SCNG emailed Leung a list of questions detailing Humphrey’s allegations. USA Gymnastics responded with a statement.

“In May of 2019, the USA Gymnastics Athletes Council voted to remove Terin Humphrey as a volunteer member after she made comments that the Council felt conflicted with their values and goals,” the statement said. “The Athletes Council is the only body with the authority to remove a Council member, and the Council ultimately decided to exercise that authority by a unanimous vote following established procedures. Those procedures also allowed for Ms. Humphrey to appeal the Council’s decision – a measure she did not undertake. USA Gymnastics staff were not involved in making the decision to remove Ms. Humphrey from the Council.”

But a May 7, 2019, email from Ruggeri to athletes council members first alerting them to the controversy seems to undercut USA Gymnastics’ assertion that the organization’s staff was not involved in the matter.

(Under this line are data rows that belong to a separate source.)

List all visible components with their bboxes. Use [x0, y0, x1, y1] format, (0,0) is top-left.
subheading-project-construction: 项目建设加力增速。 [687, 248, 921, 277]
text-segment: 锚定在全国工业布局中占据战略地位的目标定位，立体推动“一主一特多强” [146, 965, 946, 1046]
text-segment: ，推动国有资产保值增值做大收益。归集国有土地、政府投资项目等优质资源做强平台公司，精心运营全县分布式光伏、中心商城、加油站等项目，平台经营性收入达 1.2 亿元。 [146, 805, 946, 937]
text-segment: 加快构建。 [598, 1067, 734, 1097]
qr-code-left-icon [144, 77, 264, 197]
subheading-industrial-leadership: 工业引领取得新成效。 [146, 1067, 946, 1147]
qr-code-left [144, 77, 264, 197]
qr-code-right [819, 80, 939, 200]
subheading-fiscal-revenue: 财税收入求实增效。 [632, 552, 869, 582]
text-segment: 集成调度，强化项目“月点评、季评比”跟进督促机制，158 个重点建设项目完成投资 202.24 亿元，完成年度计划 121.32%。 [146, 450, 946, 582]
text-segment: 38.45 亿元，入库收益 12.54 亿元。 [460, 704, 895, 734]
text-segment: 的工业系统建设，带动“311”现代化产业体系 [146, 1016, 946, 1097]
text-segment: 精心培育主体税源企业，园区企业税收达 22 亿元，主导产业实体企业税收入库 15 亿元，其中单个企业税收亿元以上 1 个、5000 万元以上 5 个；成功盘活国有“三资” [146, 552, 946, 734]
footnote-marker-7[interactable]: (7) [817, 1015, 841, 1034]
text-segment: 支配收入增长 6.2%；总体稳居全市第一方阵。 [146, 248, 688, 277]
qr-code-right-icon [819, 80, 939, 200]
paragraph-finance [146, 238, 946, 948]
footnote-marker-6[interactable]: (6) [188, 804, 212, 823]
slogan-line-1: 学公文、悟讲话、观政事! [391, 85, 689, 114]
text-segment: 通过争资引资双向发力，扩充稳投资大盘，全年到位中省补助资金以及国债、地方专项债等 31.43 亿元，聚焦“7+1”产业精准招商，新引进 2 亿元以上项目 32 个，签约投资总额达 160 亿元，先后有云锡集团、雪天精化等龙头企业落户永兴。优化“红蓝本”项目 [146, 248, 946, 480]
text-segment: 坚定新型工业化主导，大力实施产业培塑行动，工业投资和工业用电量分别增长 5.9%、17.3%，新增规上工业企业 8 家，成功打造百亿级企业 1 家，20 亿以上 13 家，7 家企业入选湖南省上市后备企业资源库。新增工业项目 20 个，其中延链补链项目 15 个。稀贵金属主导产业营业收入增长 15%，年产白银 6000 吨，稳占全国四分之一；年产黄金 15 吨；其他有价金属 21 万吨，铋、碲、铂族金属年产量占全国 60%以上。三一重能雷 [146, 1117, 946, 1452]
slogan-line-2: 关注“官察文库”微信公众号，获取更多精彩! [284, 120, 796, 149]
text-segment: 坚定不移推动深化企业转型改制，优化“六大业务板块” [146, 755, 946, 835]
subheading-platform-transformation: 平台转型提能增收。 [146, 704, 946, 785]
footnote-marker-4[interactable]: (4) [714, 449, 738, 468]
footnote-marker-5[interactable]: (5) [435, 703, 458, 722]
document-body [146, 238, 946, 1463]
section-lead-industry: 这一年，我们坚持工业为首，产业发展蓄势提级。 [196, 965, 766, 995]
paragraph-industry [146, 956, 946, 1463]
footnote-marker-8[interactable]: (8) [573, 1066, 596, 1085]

“Our CEO, Li Li Leung, is requesting a call with the entire AC on Friday May 17th, or as soon as possible after that date,” Ruggeri wrote.

Ruggeri declined to comment on the matter.

“I’m no longer in the community,” he said. “I have no desire to get into that.”

In a text from Leung to Humphrey after the firing, the USA Gymnastics CEO acknowledges initially telling Humphrey she wouldn’t have to resign because of the controversy.

“For clarification, it was on Friday and I had said I wouldn’t be asking for a resignation at that point in time, but that we would need to see what else transpired going forward,” Leung wrote.

“What transpired was that there was further discussion with the Board Chair and legal counsel over the weekend and it was determined that your action (e.g. post) isn’t aligned with the values of the organization and what USAG wants to accomplish going forward.”

Doing gymnastics ‘a service’

Humphrey was replaced on the athletes council by former U.S. national team members Anna Li, an alternate on the 2012 Olympic team. Li resigned from the athletes council under pressure in August 2019, just 11 weeks after Humphrey’s removal.

Li’s resignation on the eve of the USA Gymnastics Championships in Kansas City, Mo., came less than a week after an SCNG report in which gymnasts coached by Li and her mother Jiani Wu at Legacy Elite Gymnastics in Aurora, Illinois, and their parents alleged in interviews and confidential formal complaints filed with USA Gymnastics that Li disparaged gymnasts in front of their peers on a “daily basis.” Among the allegations against Li and her mother were that they bullied athletes, regularly called girls fat, pressured injured athletes to train or compete, and threatened to make negative comments to college coaches recruiting them.

Li’s resignation was the fifth by a top USA Gymnastics official in less than a year.

Reflecting on the Humphrey controversy a year later, former Olympian Johnson Clarke said Humphrey actually did American gymnastics “a service.”

“Because what she (posted) forced us to have a conversation about this,” Johnson Clarke said.

Humphrey, Johnson Clarke said, is emblematic of several generations of gymnasts who grew up in and prior to the Karolyi era.

“She actually believes that was good hard for her,” Johnson Clarke said referring to an in-your-face coaching style. “She believes that’s what made her great. No, she was great in spite of that.”